2Afin que l’indépendance de l’autorité judiciaire n’ait pas pour conséquence l’irresponsabilité des juges, un organe de contrôle de la magistrature a été institué dès la Constitution de 1946 : le Conseil supérieur de la magistrature (CSM). Sa composition et ses compétences ont été modifiées à plusieurs reprises. Si la fin de la présidence du CSM par le président de la République a constitué une étape saluée pour l’indépendance de la justice (2008), la restriction des avis conformes aux seuls magistrats du siège nommés par le président de la République est régulièrement dénoncée. L’unité du corps judiciaire impliquerait assurément l’unité des conditions de nomination sur l’exigence maximale (avis conforme). Mais une telle évolution nécessite une révision constitutionnelle. Elle annoncerait surtout la fin de la relation hiérarchique entre les procureurs et le ministre de la Justice et obligerait à repenser le rôle de ce dernier dans la détermination de la politique pénale. La Cour européenne y incite fortement. Les juges de Strasbourg considèrent en effet que les membres du parquet ne sont pas des magistrats habilités à exercer des fonctions judiciaires. Leur dépendance hiérarchique au garde des Sceaux et l’absence d’une inamovibilité garantie les disqualifient pour exercer des « fonctions judiciaires ». L’indépendance des membres des juridictions administratives est garantie pareillement par un organe équivalent au CSM mais dépourvu de légitimité constitutionnelle : le Conseil supérieur des tribunaux administratifs et cours administratives d’appel. Si réforme il devait y avoir pour les juges administratifs, ce serait certainement d’amender la Constitution pour y faire figurer cet organisme tout en confirmant l’indépendance des juridictions administratives.
La justice nécessairement reliée au pouvoir politique
3La justice n’est pas un « pouvoir ». Elle ne peut vouloir par elle-même.
1 – La justice dépend des justiciables
4Dans une société idéale, purgée de conflits, le juge n’agit pas. Il est contraint à l’inertie et au mutisme. C’est là l’une des différences fondamentales avec les deux pouvoirs étatiques que sont l’exécutif et le pouvoir parlementaire. L’un comme l’autre décident, prennent des actes, agissent indépendamment de la sollicitation de l’autre. La justice en est incapable, tant judiciaire, administrative que constitutionnelle. L’auto-saisine disqualifie une autorité qui se présente comme juridictionnelle comme l’a rappelé le Conseil constitutionnel dans une décision du 7 décembre 2012. L’auto-saisine est incompatible avec le principe d’impartialité des juridictions et donc leur indépendance (n° 2013-368 QPC 7 mars 2014). Ces points sont rarement soulignés.
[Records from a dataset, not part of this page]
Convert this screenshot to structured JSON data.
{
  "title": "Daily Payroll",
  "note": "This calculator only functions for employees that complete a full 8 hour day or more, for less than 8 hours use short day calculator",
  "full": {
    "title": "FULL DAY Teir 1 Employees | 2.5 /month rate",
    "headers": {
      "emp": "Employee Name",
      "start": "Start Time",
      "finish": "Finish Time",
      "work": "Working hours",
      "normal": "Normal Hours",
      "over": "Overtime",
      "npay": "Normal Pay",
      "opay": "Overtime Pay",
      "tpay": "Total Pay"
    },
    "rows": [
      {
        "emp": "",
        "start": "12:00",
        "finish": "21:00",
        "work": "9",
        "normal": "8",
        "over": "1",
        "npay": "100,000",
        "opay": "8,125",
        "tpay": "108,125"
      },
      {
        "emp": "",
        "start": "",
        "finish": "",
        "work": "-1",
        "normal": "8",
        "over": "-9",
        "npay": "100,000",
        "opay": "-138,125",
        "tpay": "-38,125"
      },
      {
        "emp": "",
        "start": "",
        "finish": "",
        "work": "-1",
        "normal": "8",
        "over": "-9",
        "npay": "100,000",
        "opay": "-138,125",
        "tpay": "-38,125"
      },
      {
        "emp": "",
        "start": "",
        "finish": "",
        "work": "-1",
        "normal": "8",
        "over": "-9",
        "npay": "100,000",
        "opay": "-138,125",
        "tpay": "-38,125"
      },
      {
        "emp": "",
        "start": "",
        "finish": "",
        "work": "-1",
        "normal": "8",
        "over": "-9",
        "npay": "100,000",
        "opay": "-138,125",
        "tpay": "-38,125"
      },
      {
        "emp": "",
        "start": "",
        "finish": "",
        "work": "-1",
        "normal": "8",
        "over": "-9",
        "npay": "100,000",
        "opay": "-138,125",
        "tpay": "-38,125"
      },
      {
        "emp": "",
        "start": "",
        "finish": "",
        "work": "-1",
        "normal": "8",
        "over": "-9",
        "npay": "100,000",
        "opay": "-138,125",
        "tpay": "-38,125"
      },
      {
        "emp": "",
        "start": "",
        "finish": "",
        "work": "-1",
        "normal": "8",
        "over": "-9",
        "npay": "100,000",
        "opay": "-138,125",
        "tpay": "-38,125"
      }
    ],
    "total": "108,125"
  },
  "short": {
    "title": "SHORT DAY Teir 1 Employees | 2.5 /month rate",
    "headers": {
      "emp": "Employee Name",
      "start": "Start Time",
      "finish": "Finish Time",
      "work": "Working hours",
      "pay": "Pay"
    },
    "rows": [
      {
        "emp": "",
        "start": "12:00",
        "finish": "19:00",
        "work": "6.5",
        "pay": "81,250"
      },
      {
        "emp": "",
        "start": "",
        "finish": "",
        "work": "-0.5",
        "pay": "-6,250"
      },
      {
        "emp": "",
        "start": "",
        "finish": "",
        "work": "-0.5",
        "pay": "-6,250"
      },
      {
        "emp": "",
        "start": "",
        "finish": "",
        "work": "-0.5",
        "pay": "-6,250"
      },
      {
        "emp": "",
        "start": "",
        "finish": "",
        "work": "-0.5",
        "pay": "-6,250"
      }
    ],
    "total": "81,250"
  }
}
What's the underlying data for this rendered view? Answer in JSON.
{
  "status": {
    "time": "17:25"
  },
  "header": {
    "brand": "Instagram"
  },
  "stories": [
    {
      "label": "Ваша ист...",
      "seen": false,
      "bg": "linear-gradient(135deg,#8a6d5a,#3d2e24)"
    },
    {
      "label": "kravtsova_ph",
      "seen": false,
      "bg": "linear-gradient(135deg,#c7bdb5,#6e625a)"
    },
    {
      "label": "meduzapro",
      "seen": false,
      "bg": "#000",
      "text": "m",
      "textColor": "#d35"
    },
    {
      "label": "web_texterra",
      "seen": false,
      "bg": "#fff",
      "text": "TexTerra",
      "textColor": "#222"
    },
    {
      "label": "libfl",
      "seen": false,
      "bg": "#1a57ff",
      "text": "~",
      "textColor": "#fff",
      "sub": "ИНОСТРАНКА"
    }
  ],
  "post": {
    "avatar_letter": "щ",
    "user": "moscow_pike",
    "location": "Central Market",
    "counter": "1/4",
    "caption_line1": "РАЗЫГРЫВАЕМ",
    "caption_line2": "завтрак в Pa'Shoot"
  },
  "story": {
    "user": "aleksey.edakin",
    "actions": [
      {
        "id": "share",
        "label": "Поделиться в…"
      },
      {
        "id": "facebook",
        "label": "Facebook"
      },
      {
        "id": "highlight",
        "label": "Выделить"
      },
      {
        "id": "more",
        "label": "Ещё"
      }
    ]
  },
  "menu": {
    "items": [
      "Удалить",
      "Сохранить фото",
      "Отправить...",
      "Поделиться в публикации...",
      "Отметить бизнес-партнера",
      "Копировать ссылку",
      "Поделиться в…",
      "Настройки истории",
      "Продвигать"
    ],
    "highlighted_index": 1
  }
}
5La justice dépend également des prétentions des justiciables. Par principe, le juge ne statue pas au-delà des griefs des requérants. Lorsqu’il statue, le juge ne peut se prononcer par voie de disposition générale et réglementaire sur les causes qui lui sont soumises. Lorsqu’il s’aventure à émettre une opinion étrangère à l’espèce dont il est saisi, l’obiter dictum n’est pas revêtu de l’autorité de la chose jugée. Autant de limites qui font obstacle à la reconnaissance d’un « pouvoir » juridictionnel égal aux pouvoirs exécutif et parlementaire. Si le droit pour les justiciables de saisir le CSM d’une demande de poursuite disciplinaire contre un magistrat pour manquement aux devoirs de son état, à l’honneur, à la délicatesse ou à la dignité est symbolique au vu du nombre de demandes recevables, leur intrusion dans le fonctionnement de la justice traduit une demande sociale de responsabilisation des juges. Jugeant au nom du peuple français, les juges doivent accepter, en contrepartie, d’être irréprochables à son endroit. Le principe est posé ; la réalité difficilement saisissable.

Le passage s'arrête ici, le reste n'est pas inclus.